The seminar, designed to entice infertile British women to seek donor eggs in the United States, drew intense criticism from infertility experts, bioethicists and others in Britain and the United States, who likened the event to a crass, commercial come-on similar to a lottery, with the prize being a human body part.
"We strongly have the view that using a raffle to determine who will receive treatment with donor eggs is inappropriate," said a spokesman for the Human Fertilization and Embryology Authority, which regulates infertility care in Britain. "It trivializes altruistic donation, whether of eggs, sperm or embryos."
Officials with the Fairfax clinic defended the seminar, which they said was encouraged to take this approach by advocates for infertility patients and has been used widely in the United States to educate women about their options.
"The idea that we are raffling off an egg is just not the case," said Harvey J. Stern, director of reproductive genetics at the Fairfax clinic. "That's just sensationalist. The offer of a free treatment cycle or package of treatment is not an unusual technique. This is just a niche we saw to offer this service."
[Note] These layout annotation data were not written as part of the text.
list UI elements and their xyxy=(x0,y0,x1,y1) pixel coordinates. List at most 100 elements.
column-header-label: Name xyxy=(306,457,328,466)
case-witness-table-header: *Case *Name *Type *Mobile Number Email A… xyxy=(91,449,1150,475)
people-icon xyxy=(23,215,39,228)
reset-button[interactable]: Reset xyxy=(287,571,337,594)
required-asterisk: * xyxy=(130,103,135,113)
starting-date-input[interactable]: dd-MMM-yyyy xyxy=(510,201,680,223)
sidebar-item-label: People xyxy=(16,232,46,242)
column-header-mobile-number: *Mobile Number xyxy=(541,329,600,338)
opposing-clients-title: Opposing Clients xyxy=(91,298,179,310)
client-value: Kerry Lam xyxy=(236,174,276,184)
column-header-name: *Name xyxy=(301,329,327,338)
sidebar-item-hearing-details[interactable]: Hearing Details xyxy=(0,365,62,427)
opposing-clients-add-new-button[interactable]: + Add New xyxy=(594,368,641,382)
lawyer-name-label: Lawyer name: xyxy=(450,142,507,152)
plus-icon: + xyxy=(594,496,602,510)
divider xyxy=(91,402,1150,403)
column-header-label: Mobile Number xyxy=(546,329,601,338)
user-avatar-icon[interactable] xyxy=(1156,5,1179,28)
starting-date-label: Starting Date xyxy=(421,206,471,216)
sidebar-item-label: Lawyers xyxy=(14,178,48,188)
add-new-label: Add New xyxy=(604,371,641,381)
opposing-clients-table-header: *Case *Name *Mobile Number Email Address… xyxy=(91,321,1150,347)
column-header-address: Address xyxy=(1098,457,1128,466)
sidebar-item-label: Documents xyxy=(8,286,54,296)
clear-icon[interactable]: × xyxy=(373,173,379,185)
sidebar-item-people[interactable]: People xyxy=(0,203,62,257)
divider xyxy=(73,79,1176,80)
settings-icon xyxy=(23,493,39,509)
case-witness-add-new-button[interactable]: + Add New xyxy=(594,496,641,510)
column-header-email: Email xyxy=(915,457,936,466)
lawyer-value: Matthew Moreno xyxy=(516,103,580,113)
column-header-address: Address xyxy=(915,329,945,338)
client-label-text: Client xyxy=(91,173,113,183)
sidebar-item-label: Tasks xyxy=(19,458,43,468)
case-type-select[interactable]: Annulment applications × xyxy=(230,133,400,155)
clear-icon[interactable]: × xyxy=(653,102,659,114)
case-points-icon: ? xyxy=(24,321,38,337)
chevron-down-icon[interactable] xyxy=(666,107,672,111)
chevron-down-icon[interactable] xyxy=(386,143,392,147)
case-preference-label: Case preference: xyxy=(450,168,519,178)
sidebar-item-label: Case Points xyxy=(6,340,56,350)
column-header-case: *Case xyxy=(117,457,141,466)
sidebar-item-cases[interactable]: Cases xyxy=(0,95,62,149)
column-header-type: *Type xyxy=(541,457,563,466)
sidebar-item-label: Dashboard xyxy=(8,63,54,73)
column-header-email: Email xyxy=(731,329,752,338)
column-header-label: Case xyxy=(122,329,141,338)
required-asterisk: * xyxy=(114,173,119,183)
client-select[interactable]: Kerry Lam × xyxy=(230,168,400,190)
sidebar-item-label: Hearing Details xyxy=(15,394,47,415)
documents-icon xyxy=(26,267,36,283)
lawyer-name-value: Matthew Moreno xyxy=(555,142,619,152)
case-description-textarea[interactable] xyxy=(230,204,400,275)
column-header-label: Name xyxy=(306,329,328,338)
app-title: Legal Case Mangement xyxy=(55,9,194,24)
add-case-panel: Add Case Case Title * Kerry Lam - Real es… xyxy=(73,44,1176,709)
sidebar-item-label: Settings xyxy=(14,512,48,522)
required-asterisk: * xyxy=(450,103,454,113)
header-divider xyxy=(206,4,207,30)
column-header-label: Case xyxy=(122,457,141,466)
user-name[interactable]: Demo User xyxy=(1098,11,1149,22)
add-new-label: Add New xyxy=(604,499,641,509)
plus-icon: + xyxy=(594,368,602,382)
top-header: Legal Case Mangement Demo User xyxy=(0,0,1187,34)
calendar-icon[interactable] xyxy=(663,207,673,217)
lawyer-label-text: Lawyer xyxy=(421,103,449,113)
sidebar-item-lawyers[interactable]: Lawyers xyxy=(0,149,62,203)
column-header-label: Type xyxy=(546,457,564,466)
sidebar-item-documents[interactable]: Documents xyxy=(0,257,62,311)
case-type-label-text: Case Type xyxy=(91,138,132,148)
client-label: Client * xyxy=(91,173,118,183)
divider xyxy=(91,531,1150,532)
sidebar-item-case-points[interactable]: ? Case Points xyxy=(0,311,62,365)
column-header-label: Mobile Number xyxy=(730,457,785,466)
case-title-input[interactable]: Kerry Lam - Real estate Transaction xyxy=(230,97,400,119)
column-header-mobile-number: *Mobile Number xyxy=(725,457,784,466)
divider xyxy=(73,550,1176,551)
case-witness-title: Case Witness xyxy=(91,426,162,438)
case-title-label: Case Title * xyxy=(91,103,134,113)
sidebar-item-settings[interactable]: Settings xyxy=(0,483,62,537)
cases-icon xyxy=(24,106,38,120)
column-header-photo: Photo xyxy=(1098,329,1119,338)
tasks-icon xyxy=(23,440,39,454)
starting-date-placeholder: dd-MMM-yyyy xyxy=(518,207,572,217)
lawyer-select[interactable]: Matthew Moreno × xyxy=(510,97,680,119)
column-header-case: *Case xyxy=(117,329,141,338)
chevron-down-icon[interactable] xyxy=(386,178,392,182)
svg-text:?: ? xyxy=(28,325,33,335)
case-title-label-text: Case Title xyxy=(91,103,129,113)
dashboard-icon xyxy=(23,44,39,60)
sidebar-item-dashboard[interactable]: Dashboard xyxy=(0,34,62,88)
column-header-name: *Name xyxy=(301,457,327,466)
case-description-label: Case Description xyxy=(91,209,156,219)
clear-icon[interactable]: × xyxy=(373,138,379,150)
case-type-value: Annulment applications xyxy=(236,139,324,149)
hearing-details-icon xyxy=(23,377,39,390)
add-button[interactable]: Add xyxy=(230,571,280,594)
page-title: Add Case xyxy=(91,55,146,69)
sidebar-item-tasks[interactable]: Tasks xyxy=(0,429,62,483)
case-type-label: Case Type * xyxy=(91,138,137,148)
The recipient of the free IVF cycle would undergo the procedure at the Fairfax clinic.
Infertility clinics in the United States have long paid women thousands of dollars to provide eggs for those who are unable to get pregnant.
Egg donors receive weeks of hormone injections to stimulate their ovaries into producing multiple eggs and then undergo a painful procedure to extract them. The process can in rare cases cause a dangerous over-stimulation of the ovaries, and there are concerns about the long-term risks of hormonal stimulation.
The donated eggs are mixed in a laboratory with sperm from the recipient's husband or a donor and grown into embryos, which are transferred into the recipient's womb to develop naturally.
European countries, including Britain, prohibit payment for eggs and limit the amount of money a donor can receive to a small amount to cover minor expenses. The result is that eggs are much more difficult to obtain in Britain and elsewhere in Europe, leading increasing numbers of women to travel to the United States.
"This is just about patients trying to get access to treatment they need," said Sean Tipton, a spokesman for the American Society for Reproductive Medicine. "If they can win a contest that is going to allow them to build their families, and a physician is going to offer a service that can help them do that, then we applaud them."